Only the second woman in U.S. history to serve on the nation’s highest court, Ruth Bader Ginsburg knew she wanted to be a lawyer by her third year in college.
Early inspiration
It was during the “red scare” in the 1950s, when Americans were fearful of the Soviet Union. Led by Sen. Joseph McCarthy, thousands of people - especially in the entertainment industry and unions - were publicly accused of being Communists. Lives and careers were ruined.
“There were brave lawyers who were standing up for those people, and reminding our Senate, 'Look at the Constitution, look at the very First Amendment, what does it say? It says we prize, above all else, the right to think, to speak, to write, as we will, without Big Brother over our shoulders.' And my notion was, if lawyers can be helping us get back in touch with our most basic values, that’s what I want to be.”
Ginsburg’s parents discouraged her from studying law, fearful that she would not be able to find a job in the male-dominated profession. But she was determined and, after graduating from Cornell University in 1954, was accepted into Harvard Law School, just five years after they started admitting women.
“When I entered law school," Ginsburg says, "the class numbered over 500. Nine of us were women.”
Two years later, Ginsburg's husband - Martin Ginsburg, a renowned tax attorney and law professor - took a job in New York City, and Ginsburg transferred to Columbia Law School, where she received her degree in 1959.
Breaking into a man's world
And, as her parents had predicted, she found breaking into a man’s world challenging.
“There wasn’t a single firm in the entire city of New York that was willing to take a chance on me,” she remembers.
But with the help of a sympathetic professor, she got a clerkship. Soon after, she started teaching at Rutgers University School of Law and Columbia Law School.
In 1972, Ginsburg co-founded the Women's Rights Project, an initiative of the American Civil Liberties Union, to work for equality for women and girls in all spheres of life.
“At that time there were many, many laws on the books that gave preference to men simply based on being men,” says Lenora Lapidus, who now runs the program. "Throughout the 1970s, as she led the Women’s Rights Project, Justice Ginsburg brought case after case to the Supreme Court in order to establish that the constitution prohibited sex discrimination.”

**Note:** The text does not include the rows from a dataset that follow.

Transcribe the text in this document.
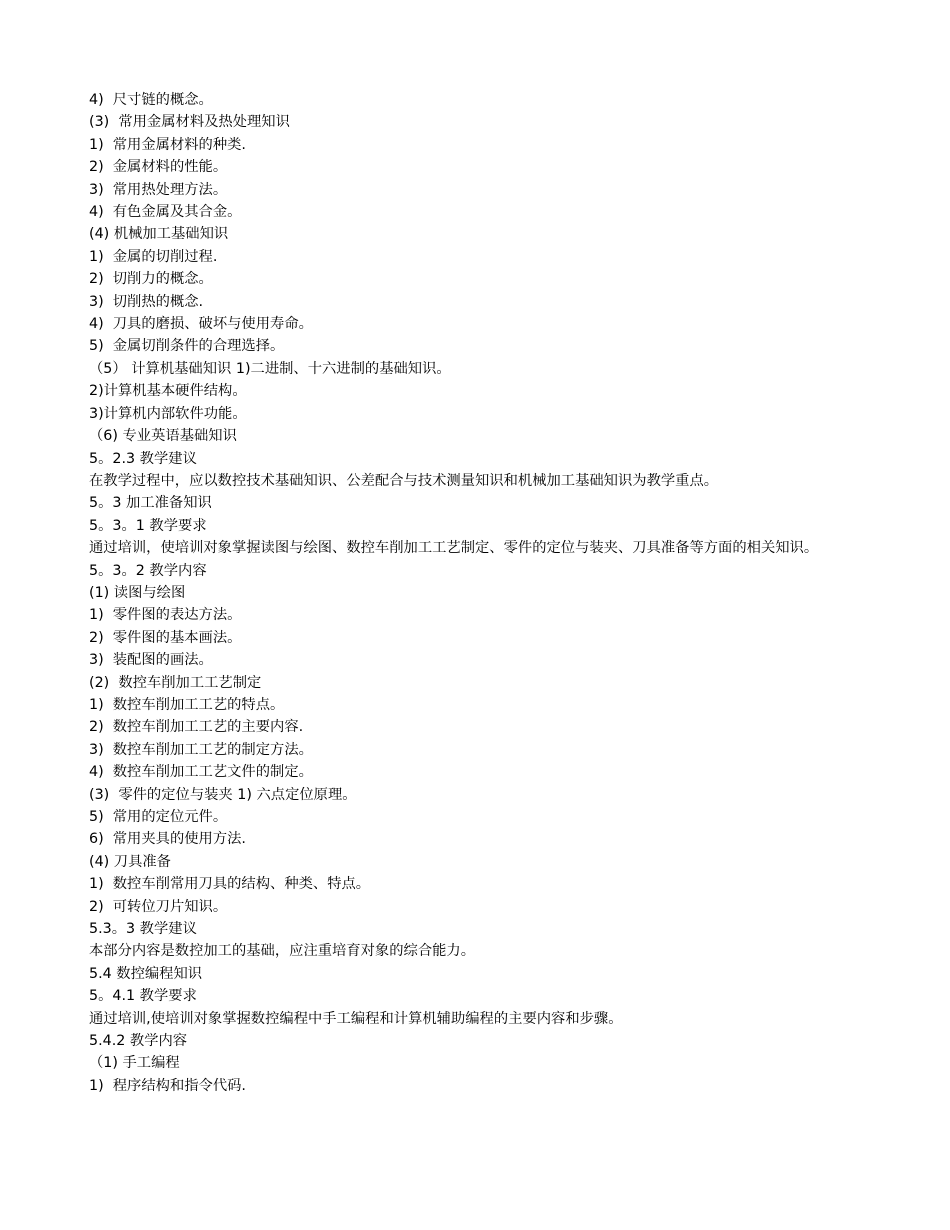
4)  尺寸链的概念。
(3)  常用金属材料及热处理知识
1)  常用金属材料的种类.
2)  金属材料的性能。
3)  常用热处理方法。
4)  有色金属及其合金。
(4) 机械加工基础知识
1)  金属的切削过程.
2)  切削力的概念。
3)  切削热的概念.
4)  刀具的磨损、破坏与使用寿命。
5)  金属切削条件的合理选择。
（5） 计算机基础知识 1)二进制、十六进制的基础知识。
2)计算机基本硬件结构。
3)计算机内部软件功能。
（6) 专业英语基础知识
5。2.3 教学建议
在教学过程中，应以数控技术基础知识、公差配合与技术测量知识和机械加工基础知识为教学重点。
5。3 加工准备知识
5。3。1 教学要求
通过培训，使培训对象掌握读图与绘图、数控车削加工工艺制定、零件的定位与装夹、刀具准备等方面的相关知识。
5。3。2 教学内容
(1) 读图与绘图
1)  零件图的表达方法。
2)  零件图的基本画法。
3)  装配图的画法。
(2)  数控车削加工工艺制定
1)  数控车削加工工艺的特点。
2)  数控车削加工工艺的主要内容.
3)  数控车削加工工艺的制定方法。
4)  数控车削加工工艺文件的制定。
(3)  零件的定位与装夹 1) 六点定位原理。
5)  常用的定位元件。
6)  常用夹具的使用方法.
(4) 刀具准备
1)  数控车削常用刀具的结构、种类、特点。
2)  可转位刀片知识。
5.3。3 教学建议
本部分内容是数控加工的基础，应注重培育对象的综合能力。
5.4 数控编程知识
5。4.1 教学要求
通过培训,使培训对象掌握数控编程中手工编程和计算机辅助编程的主要内容和步骤。
5.4.2 教学内容
（1) 手工编程
1)  程序结构和指令代码.
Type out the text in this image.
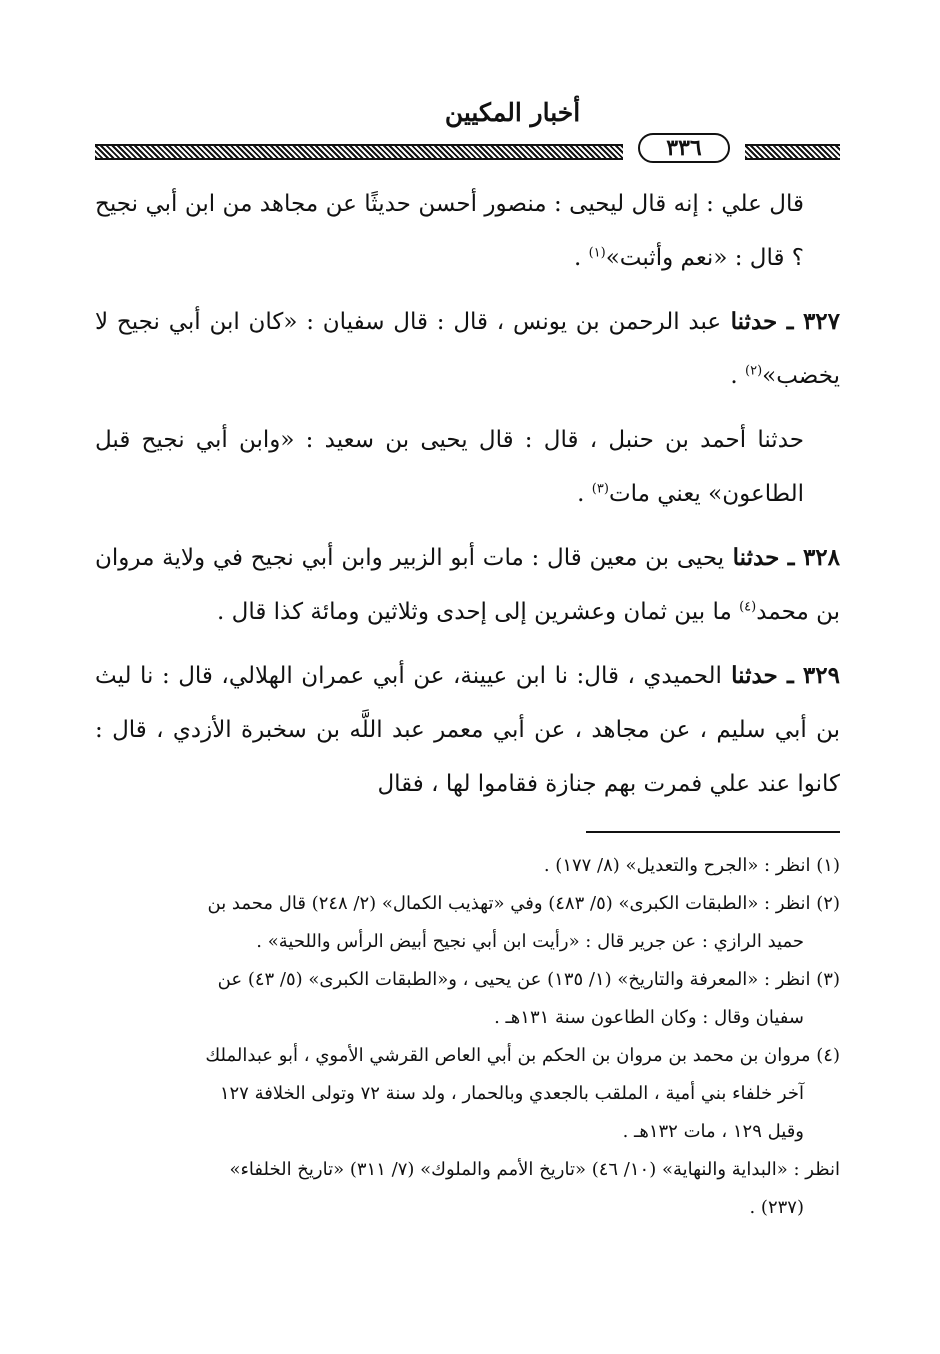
أخبار المكيين
٣٣٦

قال علي : إنه قال ليحيى : منصور أحسن حديثًا عن مجاهد من ابن أبي نجيح ؟ قال : «نعم وأثبت»$^{(١)}$ .

٣٢٧ ـ حدثنا عبد الرحمن بن يونس ، قال : قال سفيان : «كان ابن أبي نجيح لا يخضب»$^{(٢)}$ .

حدثنا أحمد بن حنبل ، قال : قال يحيى بن سعيد : «وابن أبي نجيح قبل الطاعون» يعني مات$^{(٣)}$ .

٣٢٨ ـ حدثنا يحيى بن معين قال : مات أبو الزبير وابن أبي نجيح في ولاية مروان بن محمد$^{(٤)}$ ما بين ثمان وعشرين إلى إحدى وثلاثين ومائة كذا قال .

٣٢٩ ـ حدثنا الحميدي ، قال: نا ابن عيينة، عن أبي عمران الهلالي، قال : نا ليث بن أبي سليم ، عن مجاهد ، عن أبي معمر عبد اللَّه بن سخبرة الأزدي ، قال : كانوا عند علي فمرت بهم جنازة فقاموا لها ، فقال

(١) انظر : «الجرح والتعديل» (٨/ ١٧٧) .
(٢) انظر : «الطبقات الكبرى» (٥/ ٤٨٣) وفي «تهذيب الكمال» (٢/ ٢٤٨) قال محمد بن
حميد الرازي : عن جرير قال : «رأيت ابن أبي نجيح أبيض الرأس واللحية» .
(٣) انظر : «المعرفة والتاريخ» (١/ ١٣٥) عن يحيى ، و«الطبقات الكبرى» (٥/ ٤٣) عن
سفيان وقال : وكان الطاعون سنة ١٣١هـ .
(٤) مروان بن محمد بن مروان بن الحكم بن أبي العاص القرشي الأموي ، أبو عبدالملك
آخر خلفاء بني أمية ، الملقب بالجعدي وبالحمار ، ولد سنة ٧٢ وتولى الخلافة ١٢٧
وقيل ١٢٩ ، مات ١٣٢هـ .
انظر : «البداية والنهاية» (١٠/ ٤٦) «تاريخ الأمم والملوك» (٧/ ٣١١) «تاريخ الخلفاء»
(٢٣٧) .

She was the lead attorney on Reed v Reed, a U.S. Supreme Court case which triggered the landmark 1971 decision declaring it unconstitutional to discriminate against a woman solely because of her gender.
Articulate voice
Two decades later, Ginsburg was a member of that court, appointed in 1993, by President Bill Clinton. Since then, she has been an articulate voice for the liberal wing of the bench.
According to Ginsburg, gender barriers facing women in the workplace today have all but disappeared in the United States. What remains, she says, is something a court cannot mandate: for American society to be open to the idea that women, and men, need a balance between work and family.

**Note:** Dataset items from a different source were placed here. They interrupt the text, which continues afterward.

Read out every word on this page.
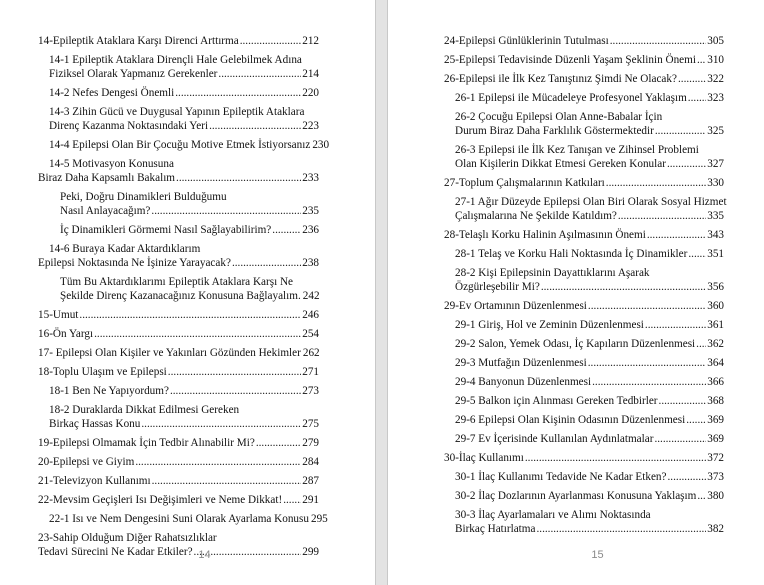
14-Epileptik Ataklara Karşı Direnci Arttırma .....	212
14-1 Epileptik Ataklara Dirençli Hale Gelebilmek Adına
Fiziksel Olarak Yapmanız Gerekenler .....	214
14-2 Nefes Dengesi Önemli .....	220
14-3 Zihin Gücü ve Duygusal Yapının Epileptik Ataklara
Direnç Kazanma Noktasındaki Yeri .....	223
14-4 Epilepsi Olan Bir Çocuğu Motive Etmek İstiyorsanız 230
14-5 Motivasyon Konusuna
Biraz Daha Kapsamlı Bakalım .....	233
Peki, Doğru Dinamikleri Bulduğumu
Nasıl Anlayacağım? .....	235
İç Dinamikleri Görmemi Nasıl Sağlayabilirim? .....	236
14-6 Buraya Kadar Aktardıklarım
Epilepsi Noktasında Ne İşinize Yarayacak? .....	238
Tüm Bu Aktardıklarımı Epileptik Ataklara Karşı Ne
Şekilde Direnç Kazanacağınız Konusuna Bağlayalım. 242
15-Umut .....	246
16-Ön Yargı .....	254
17- Epilepsi Olan Kişiler ve Yakınları Gözünden Hekimler 262
18-Toplu Ulaşım ve Epilepsi .....	271
18-1 Ben Ne Yapıyordum? .....	273
18-2 Duraklarda Dikkat Edilmesi Gereken
Birkaç Hassas Konu .....	275
19-Epilepsi Olmamak İçin Tedbir Alınabilir Mi? .....	279
20-Epilepsi ve Giyim .....	284
21-Televizyon Kullanımı .....	287
22-Mevsim Geçişleri Isı Değişimleri ve Neme Dikkat! ..... 291
22-1 Isı ve Nem Dengesini Suni Olarak Ayarlama Konusu 295
23-Sahip Olduğum Diğer Rahatsızlıklar
Tedavi Sürecini Ne Kadar Etkiler? .....	299
14
24-Epilepsi Günlüklerinin Tutulması .....	305
25-Epilepsi Tedavisinde Düzenli Yaşam Şeklinin Önemi ..... 310
26-Epilepsi ile İlk Kez Tanıştınız Şimdi Ne Olacak? .....	322
26-1 Epilepsi ile Mücadeleye Profesyonel Yaklaşım ..... 323
26-2 Çocuğu Epilepsi Olan Anne-Babalar İçin
Durum Biraz Daha Farklılık Göstermektedir .....	325
26-3 Epilepsi ile İlk Kez Tanışan ve Zihinsel Problemi
Olan Kişilerin Dikkat Etmesi Gereken Konular .....	327
27-Toplum Çalışmalarının Katkıları .....	330
27-1 Ağır Düzeyde Epilepsi Olan Biri Olarak Sosyal Hizmet
Çalışmalarına Ne Şekilde Katıldım? .....	335
28-Telaşlı Korku Halinin Aşılmasının Önemi .....	343
28-1 Telaş ve Korku Hali Noktasında İç Dinamikler ..... 351
28-2 Kişi Epilepsinin Dayattıklarını Aşarak
Özgürleşebilir Mi? .....	356
29-Ev Ortamının Düzenlenmesi .....	360
29-1 Giriş, Hol ve Zeminin Düzenlenmesi .....	361
29-2 Salon, Yemek Odası, İç Kapıların Düzenlenmesi ..... 362
29-3 Mutfağın Düzenlenmesi .....	364
29-4 Banyonun Düzenlenmesi .....	366
29-5 Balkon için Alınması Gereken Tedbirler .....	368
29-6 Epilepsi Olan Kişinin Odasının Düzenlenmesi ..... 369
29-7 Ev İçerisinde Kullanılan Aydınlatmalar .....	369
30-İlaç Kullanımı .....	372
30-1 İlaç Kullanımı Tedavide Ne Kadar Etken? .....	373
30-2 İlaç Dozlarının Ayarlanması Konusuna Yaklaşım ..... 380
30-3 İlaç Ayarlamaları ve Alımı Noktasında
Birkaç Hatırlatma .....	382
15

Ginsburg balanced her own life as a working mother of two children, with the love and support of her husband Martin, who died last year.

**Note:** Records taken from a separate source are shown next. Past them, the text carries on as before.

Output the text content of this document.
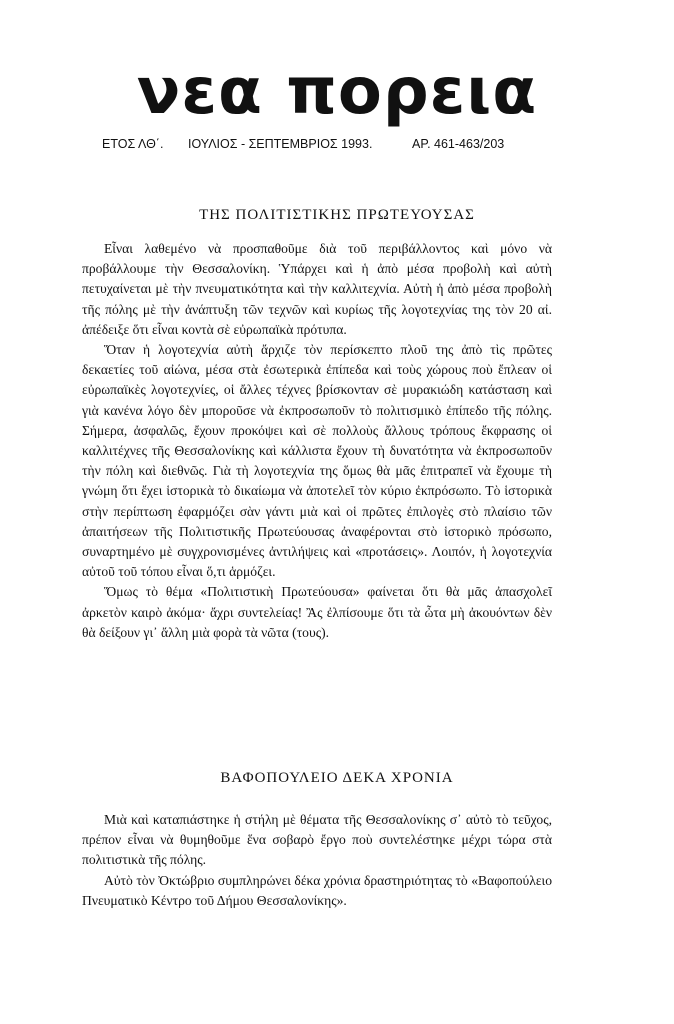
νεα πορεια
ΕΤΟΣ ΛΘ΄. ΙΟΥΛΙΟΣ - ΣΕΠΤΕΜΒΡΙΟΣ 1993.	ΑΡ. 461-463/203
ΤΗΣ ΠΟΛΙΤΙΣΤΙΚΗΣ ΠΡΩΤΕΥΟΥΣΑΣ

Εἶναι λαθεμένο νὰ προσπαθοῦμε διὰ τοῦ περιβάλλοντος καὶ μόνο νὰ προβάλλουμε τὴν Θεσσαλονίκη. Ὑπάρχει καὶ ἡ ἀπὸ μέσα προβολὴ καὶ αὐτὴ πετυχαίνεται μὲ τὴν πνευματικότητα καὶ τὴν καλλιτεχνία. Αὐτὴ ἡ ἀπὸ μέσα προβολὴ τῆς πόλης μὲ τὴν ἀνάπτυξη τῶν τεχνῶν καὶ κυρίως τῆς λογοτεχνίας της τὸν 20 αἰ. ἀπέδειξε ὅτι εἶναι κοντὰ σὲ εὐρωπαϊκὰ πρότυπα.

Ὅταν ἡ λογοτεχνία αὐτὴ ἄρχιζε τὸν περίσκεπτο πλοῦ της ἀπὸ τὶς πρῶτες δεκαετίες τοῦ αἰώνα, μέσα στὰ ἐσωτερικὰ ἐπίπεδα καὶ τοὺς χώρους ποὺ ἔπλεαν οἱ εὐρωπαϊκὲς λογοτεχνίες, οἱ ἄλλες τέχνες βρίσκονταν σὲ μυρακιώδη κατάσταση καὶ γιὰ κανένα λόγο δὲν μποροῦσε νὰ ἐκπροσωποῦν τὸ πολιτισμικὸ ἐπίπεδο τῆς πόλης. Σήμερα, ἀσφαλῶς, ἔχουν προκόψει καὶ σὲ πολλοὺς ἄλλους τρόπους ἔκφρασης οἱ καλλιτέχνες τῆς Θεσσαλονίκης καὶ κάλλιστα ἔχουν τὴ δυνατότητα νὰ ἐκπροσωποῦν τὴν πόλη καὶ διεθνῶς. Γιὰ τὴ λογοτεχνία της ὅμως θὰ μᾶς ἐπιτραπεῖ νὰ ἔχουμε τὴ γνώμη ὅτι ἔχει ἱστορικὰ τὸ δικαίωμα νὰ ἀποτελεῖ τὸν κύριο ἐκπρόσωπο. Τὸ ἱστορικὰ στὴν περίπτωση ἐφαρμόζει σὰν γάντι μιὰ καὶ οἱ πρῶτες ἐπιλογὲς στὸ πλαίσιο τῶν ἀπαιτήσεων τῆς Πολιτιστικῆς Πρωτεύουσας ἀναφέρονται στὸ ἱστορικὸ πρόσωπο, συναρτημένο μὲ συγχρονισμένες ἀντιλήψεις καὶ «προτάσεις». Λοιπόν, ἡ λογοτεχνία αὐτοῦ τοῦ τόπου εἶναι ὅ,τι ἁρμόζει.

Ὅμως τὸ θέμα «Πολιτιστικὴ Πρωτεύουσα» φαίνεται ὅτι θὰ μᾶς ἀπασχολεῖ ἀρκετὸν καιρὸ ἀκόμα· ἄχρι συντελείας! Ἂς ἐλπίσουμε ὅτι τὰ ὦτα μὴ ἀκουόντων δὲν θὰ δείξουν γι᾽ ἄλλη μιὰ φορὰ τὰ νῶτα (τους).

ΒΑΦΟΠΟΥΛΕΙΟ ΔΕΚΑ ΧΡΟΝΙΑ

Μιὰ καὶ καταπιάστηκε ἡ στήλη μὲ θέματα τῆς Θεσσαλονίκης σ᾽ αὐτὸ τὸ τεῦχος, πρέπον εἶναι νὰ θυμηθοῦμε ἕνα σοβαρὸ ἔργο ποὺ συντελέστηκε μέχρι τώρα στὰ πολιτιστικὰ τῆς πόλης.

Αὐτὸ τὸν Ὀκτώβριο συμπληρώνει δέκα χρόνια δραστηριότητας τὸ «Βαφοπούλειο Πνευματικὸ Κέντρο τοῦ Δήμου Θεσσαλονίκης».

"The most important thing, by far, was that I had a life partner, my husband, who thought my work was at least as important as his," she says, "and who wanted very much to be part of his children’s growing-up years.”
At 78, Supreme Court Justice Ginsburg says she has always tried to do what she believes is right.
“I hope that I will be remembered as someone who loves the law, loves her country, loves humanity, prizes the dignity of every individual, and works as hard as she can with whatever talent she has, to make the world a little better than it was when I entered it.”